Exopharm (ASX: EX1) has produced prototype exosome (extracellular vesicle [EV]) products containing Elastin Messenger Ribonucleic Acid (ELN-mRNA-EV) using a number of its proprietary manufacturing technologies.
The company has been working on an in-house exosome prototype product to increase elastin – as a potential additive gene-therapy product to treat elastin deficiency in skin, arteries, lungs and other tissue.
Elastin (ELN) is a large natural molecule found in the extracellular matrix surrounding cells – elastin imparts elasticity to the tissue. ELN normally has a long half-life of approximately 70 years and its natural replacement is limited in adults. Elastin constitutes about 28%–32% of major blood vessels, 30%–57% of the aorta, 50% of elastic ligaments, 3%–7% of lung, and 2%–3% of the dry weight of skin.

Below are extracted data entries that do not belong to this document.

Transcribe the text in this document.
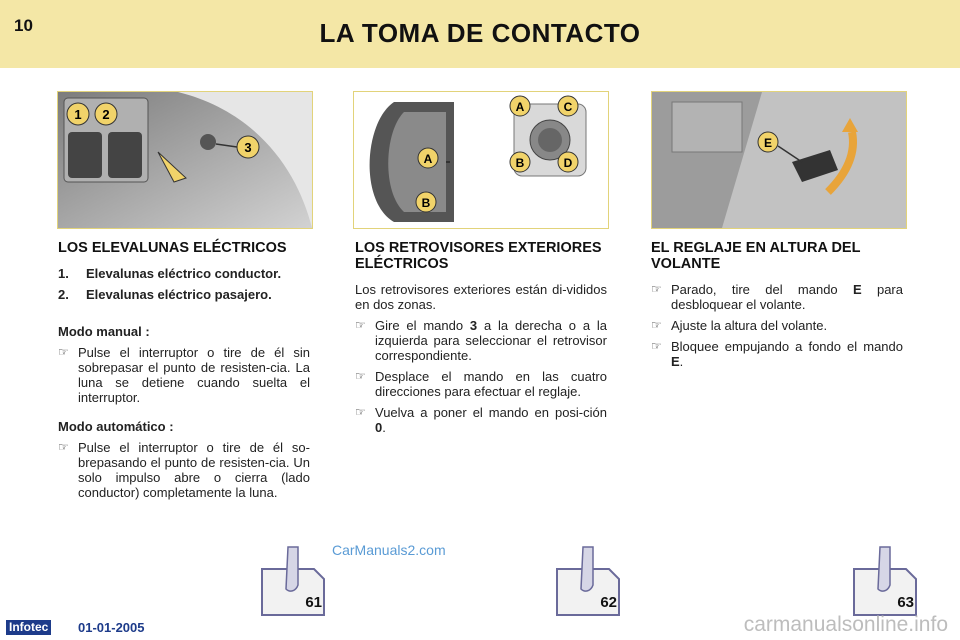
10	LA TOMA DE CONTACTO
1 2
3
A	C
B	D
A
B
E
LOS ELEVALUNAS ELÉCTRICOS
1. Elevalunas eléctrico conductor.
2. Elevalunas eléctrico pasajero.
Modo manual :
☞ Pulse el interruptor o tire de él sin sobrepasar el punto de resisten-cia. La luna se detiene cuando suelta el interruptor.
Modo automático :
☞ Pulse el interruptor o tire de él so-brepasando el punto de resisten-cia. Un solo impulso abre o cierra (lado conductor) completamente la luna.
LOS RETROVISORES EXTERIORES ELÉCTRICOS
Los retrovisores exteriores están di-vididos en dos zonas.
☞ Gire el mando 3 a la derecha o a la izquierda para seleccionar el retrovisor correspondiente.
☞ Desplace el mando en las cuatro direcciones para efectuar el reglaje.
☞ Vuelva a poner el mando en posi-ción 0.
EL REGLAJE EN ALTURA DEL VOLANTE
☞ Parado, tire del mando E para desbloquear el volante.
☞ Ajuste la altura del volante.
☞ Bloquee empujando a fondo el mando E.
61	62	63
CarManuals2.com
carmanualsonline.info
Infotec 01-01-2005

With aging, injuries, exposure to UV light (from sun exposure) and many other environmental factors, such as smoke, the normal levels of elastin decrease and medical and aesthetic issues arise from that elastic deficiency.
Exopharm selected an additive gene-therapy for elastin deficiency as a development target as elastin deficiency is not readily treated by dietary or other means and Exopharm’s exosomes could be a useful drug-delivery chassis for ELN mRNA.
Medical problems that could potentially be treated with an additive gene-therapy for elastin include photoaging, striae distensae alba (stretch marks), aging skin, photoaged skin, arterial stiffness, chronic obstructive pulmonary disease (COPD) and Williams-Beuren syndrome amongst others.
Prototype exosome product to increase elastin production by human cells
The work was designed to compare ‘naked’ (i.e. no drug-delivery technology used) ELN mRNA with exosome-delivered ELN mRNA as a way of increasing human cell production of elastin.
Making the prototype ELN-mRNA-EV product involved a number of steps:
1. Culture human HEK293 cells in Exopharm’s proprietary collection media Hexocollect
2. Purify exosomes from cells using Exopharm’s patented LEAP technology
3. Use Exopharm’s LOAD technology to add mRNA into exosomes
4. Conduct analytics to determine copy-number of mRNA LOADing
Exopharm’s suite of proprietary manufacturing technologies has enabled this work.
ELN-mRNA-EVs and other test materials were delivered to human fibroblasts in vitro to form 4 test materials.
Two days following treatment with various test materials, cells were collected and assessed for ELN content.
ELN-mRNA-EVs were compared to a PBS (Phosphate Buffered Saline) vehicle control, an unloaded HEK293 (naïve) EV control and an equivalent amount of loading reagent and ELN mRNA (equivalent to LOADed test material) control.
Findings and results
At the end of treatment, cells administered ELN-mRNA-EVs showed a clear difference in cell morphology (i.e. how the cells appear) compared to control and other test panels.
Following cell harvest, analysis showed ELN gene expression was elevated 4-fold in ELN-mRNA-EVs treated cells compared to controls (normalised to native ELN), and around 4-fold increase over ‘naked’ ELN mRNA materials.
Elevated gene expression translated to more than two-fold increase in ELN protein content compared to controls as determined by FASTIN assay.
This data shows ability to load mRNA into EVs and that the ELN mRNA is subsequently processed within the cells into ELN protein.
ELN is not typically produced by mature cells, so using ELN-mRNA-EVs to induce ELN protein expression is a step towards potential clinical utility of exosomes as a drug-delivery chassis for additive gene therapy for elastin-deficiency.
Limitations and next steps
This study is an in vitro study with limited replicates. The next step would be to test the ELN- mRNA-EVs in ex vivo human skin experiments. Previous testing has demonstrated HEK293 naïve exosomes to be nontoxic and non-immunogenic in animal studies. A further potential step could be to conduct an animal study or a small human study.